I look back at this and realise he is lame now but just clueless at the time and it was a slow one - just a gradual loss of performance and one day finally obvious. He was always a lousy sjer but some of that was training, me being clueless and him being spooky and tricky. Easy to blame your riding a lot of the time. This doesn’t help with identifying issues though as his behaviour was consistent. He was tricky in the mouth and it got worse which I now look at as a flag, had irregular muscles behind (I never used to look) which is also now a flag for me I stand on a chair and check them regularly. I also video lunge them every few months and keep the videos to compare as sometimes not obvious if you see them everyday. I am much more concerned about posture now and I have things I do regularly to check whether they are even in how they move like turning a tight circle in hand and looking at the cross over behind and how easy they find it.
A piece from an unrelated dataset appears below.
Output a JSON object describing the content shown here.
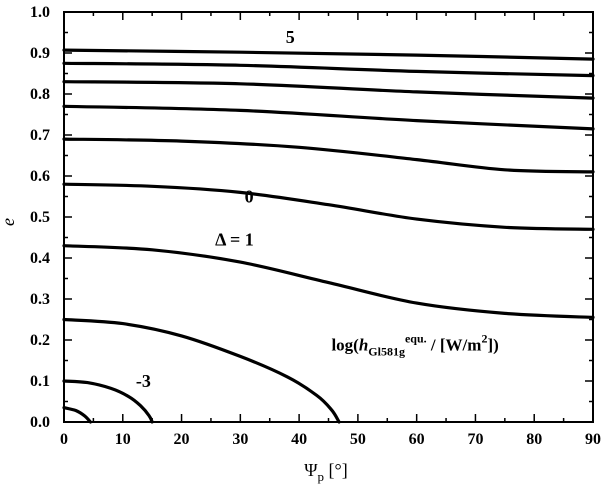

That is a heck of a lot sounder than most horses that are for sale. He looks basically sound there, with the odd falter when changing something, but it is barely discernible and, with it also being on grass, I would have gone to view had he been for sale as I would have thought it would be possibly just uneven ground.
I used to teach, and had to sack the occasional client for lameness that they didn't want to know about and investigate. One who had a vet/physio involved but they said to continue work where I said no. I did a video the last time I went, to show the owner why it was a no, so they could go back to their professionals.
I also taught a couple who had nice horses who were destined for light hacking but were not sound for arena work. I would do minimal lessons to get them safe enough to enjoy their light hacking so the horse could live a useful, steady and happy life. I would tell the owner that this is what we were doing, have the vet involved and sometimes pain relief just to get horse/rider on the same page.